La sentenza di assoluzione dei manager di Google, rei di non aver vigilato sull’inserimento di un video di sevizie su un bambino sulla propria piattaforma, afferma anche l’impossibilità dei provider a inserire filtri preventivi
La sentenza del caso Vivi Down è stata resa pubblica ieri. Oltre all’assoluzione dei tre manager di Google perché “il fatto non sussiste” è stato anche sancito che non spetta ai provider controllare in modo preventivo tutti i contenuti che vengono inseriti dagli utenti sulle loro piattaforme.
La vicenda
Nel 2010 tre manager di Google, che attualmente ha problemi di privacy con Google Wallet, erano stati condannati a 6 mesi di reclusione per non aver rimosso preventivamente un video in cui erano mostrate le sevizie subite da un bambino handicappato da parte dei compagni di scuola.

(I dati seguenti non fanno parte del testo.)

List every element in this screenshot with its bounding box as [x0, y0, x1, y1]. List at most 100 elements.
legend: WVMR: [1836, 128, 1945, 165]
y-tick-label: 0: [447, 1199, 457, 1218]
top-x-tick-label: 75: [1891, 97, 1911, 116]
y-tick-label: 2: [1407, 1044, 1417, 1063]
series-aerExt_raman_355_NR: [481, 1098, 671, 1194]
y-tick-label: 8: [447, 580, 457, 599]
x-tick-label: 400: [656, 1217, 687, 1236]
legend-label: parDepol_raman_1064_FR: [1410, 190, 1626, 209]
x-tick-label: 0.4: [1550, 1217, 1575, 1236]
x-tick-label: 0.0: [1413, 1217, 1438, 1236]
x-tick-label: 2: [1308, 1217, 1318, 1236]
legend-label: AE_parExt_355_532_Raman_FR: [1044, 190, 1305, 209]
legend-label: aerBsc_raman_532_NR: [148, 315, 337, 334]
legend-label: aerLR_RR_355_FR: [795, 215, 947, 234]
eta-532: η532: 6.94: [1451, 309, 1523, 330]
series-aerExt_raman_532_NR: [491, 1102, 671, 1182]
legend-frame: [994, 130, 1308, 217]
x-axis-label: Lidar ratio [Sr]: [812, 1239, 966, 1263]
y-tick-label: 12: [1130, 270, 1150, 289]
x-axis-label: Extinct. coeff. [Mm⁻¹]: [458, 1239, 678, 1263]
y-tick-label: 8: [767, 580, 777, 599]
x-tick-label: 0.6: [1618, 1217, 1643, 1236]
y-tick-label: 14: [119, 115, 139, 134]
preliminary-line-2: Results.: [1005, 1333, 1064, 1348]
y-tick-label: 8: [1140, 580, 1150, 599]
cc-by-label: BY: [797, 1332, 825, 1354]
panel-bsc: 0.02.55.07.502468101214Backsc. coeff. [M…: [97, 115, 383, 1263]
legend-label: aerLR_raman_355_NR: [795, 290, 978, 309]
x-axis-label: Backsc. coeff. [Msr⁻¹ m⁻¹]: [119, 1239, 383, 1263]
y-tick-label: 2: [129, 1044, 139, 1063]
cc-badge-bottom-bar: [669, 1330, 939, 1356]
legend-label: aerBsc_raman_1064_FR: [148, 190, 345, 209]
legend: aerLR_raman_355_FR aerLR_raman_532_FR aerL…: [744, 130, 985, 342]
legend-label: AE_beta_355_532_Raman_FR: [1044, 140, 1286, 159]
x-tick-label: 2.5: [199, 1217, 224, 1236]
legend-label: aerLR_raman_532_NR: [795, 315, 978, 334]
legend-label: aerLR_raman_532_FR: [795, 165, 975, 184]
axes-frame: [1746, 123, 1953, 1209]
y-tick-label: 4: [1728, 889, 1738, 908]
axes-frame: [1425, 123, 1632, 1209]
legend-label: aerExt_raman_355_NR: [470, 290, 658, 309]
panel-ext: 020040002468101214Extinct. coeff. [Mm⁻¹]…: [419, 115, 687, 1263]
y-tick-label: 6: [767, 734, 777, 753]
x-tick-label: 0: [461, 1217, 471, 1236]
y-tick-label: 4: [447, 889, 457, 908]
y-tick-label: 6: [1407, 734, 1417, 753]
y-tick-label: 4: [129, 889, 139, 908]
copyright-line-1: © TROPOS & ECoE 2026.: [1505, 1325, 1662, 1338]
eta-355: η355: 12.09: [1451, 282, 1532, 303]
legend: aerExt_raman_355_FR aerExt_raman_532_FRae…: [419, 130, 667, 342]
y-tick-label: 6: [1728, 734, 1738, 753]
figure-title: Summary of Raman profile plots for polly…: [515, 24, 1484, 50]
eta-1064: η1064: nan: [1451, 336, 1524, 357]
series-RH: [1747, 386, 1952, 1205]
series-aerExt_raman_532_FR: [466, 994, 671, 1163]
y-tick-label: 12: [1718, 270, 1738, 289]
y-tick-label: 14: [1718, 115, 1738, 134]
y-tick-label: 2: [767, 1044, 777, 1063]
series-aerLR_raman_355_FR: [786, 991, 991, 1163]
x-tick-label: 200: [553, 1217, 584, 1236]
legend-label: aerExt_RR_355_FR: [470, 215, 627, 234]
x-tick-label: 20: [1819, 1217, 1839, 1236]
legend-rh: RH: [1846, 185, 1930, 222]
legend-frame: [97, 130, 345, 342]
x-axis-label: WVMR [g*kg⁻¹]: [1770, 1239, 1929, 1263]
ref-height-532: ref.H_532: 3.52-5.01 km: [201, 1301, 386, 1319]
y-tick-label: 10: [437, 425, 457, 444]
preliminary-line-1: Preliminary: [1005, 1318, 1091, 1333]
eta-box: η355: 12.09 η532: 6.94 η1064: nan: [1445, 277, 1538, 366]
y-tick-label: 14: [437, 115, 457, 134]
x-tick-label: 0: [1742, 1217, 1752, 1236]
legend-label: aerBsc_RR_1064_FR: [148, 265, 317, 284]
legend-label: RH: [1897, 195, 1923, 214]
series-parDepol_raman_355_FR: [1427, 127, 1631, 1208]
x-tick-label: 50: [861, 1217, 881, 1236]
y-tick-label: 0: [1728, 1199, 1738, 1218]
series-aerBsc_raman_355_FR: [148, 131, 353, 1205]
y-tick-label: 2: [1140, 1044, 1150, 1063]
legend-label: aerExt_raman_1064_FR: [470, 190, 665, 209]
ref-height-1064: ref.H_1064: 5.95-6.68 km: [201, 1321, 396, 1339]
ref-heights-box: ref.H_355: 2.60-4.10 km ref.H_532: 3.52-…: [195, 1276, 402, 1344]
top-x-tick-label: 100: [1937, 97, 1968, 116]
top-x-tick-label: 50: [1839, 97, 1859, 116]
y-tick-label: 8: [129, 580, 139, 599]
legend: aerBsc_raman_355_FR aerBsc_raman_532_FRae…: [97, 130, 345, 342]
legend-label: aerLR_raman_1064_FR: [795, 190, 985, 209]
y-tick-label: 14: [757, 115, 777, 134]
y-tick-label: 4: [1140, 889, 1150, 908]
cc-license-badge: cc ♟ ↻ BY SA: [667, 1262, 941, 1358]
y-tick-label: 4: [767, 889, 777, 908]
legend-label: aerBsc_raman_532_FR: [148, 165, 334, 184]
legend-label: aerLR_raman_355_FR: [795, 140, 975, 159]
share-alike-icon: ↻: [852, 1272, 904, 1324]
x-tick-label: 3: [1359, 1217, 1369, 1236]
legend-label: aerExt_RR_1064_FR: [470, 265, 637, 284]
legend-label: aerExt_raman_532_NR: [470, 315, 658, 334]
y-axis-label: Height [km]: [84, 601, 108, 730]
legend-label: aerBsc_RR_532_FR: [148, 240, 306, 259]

Al processo d’appello avvenuto nel 2012 la sentenza di primo grado viene annullata e i dirigenti vengono assolti perché “il fatto non sussiste”.
Una svolta epocale
La sentenza ha però una valenza molto importante per tutto il mondo del web. La Corte di Milano ha infatti affermato che i service provider non sono tenuti a dover installare filtri preventivi sulle loro piattaforme anche perché il servizio stesso ne sarebbe rallentato, oltre a limitare la libertà di espressione in Rete. “Demandare a un Internet provider un dovere-potere di verifica preventiva appare una scelta da valutare con particolare attenzione in quanto non scevra da rischi poiché potrebbe finire per collidere contro forme di libera manifestazione del pensiero.” – si legge nel documento ufficiale – “Va esclusa per il prestatore di servizi che fornisca hosting attivo la possibilità ipso facto di procedere a una efficace verifica preventiva di tutto il materiale immesso dagli utenti […] tale comportamento non può essere ritenuto doveroso in quanto non esigibile per la complessità tecnica di un controllo automatico”.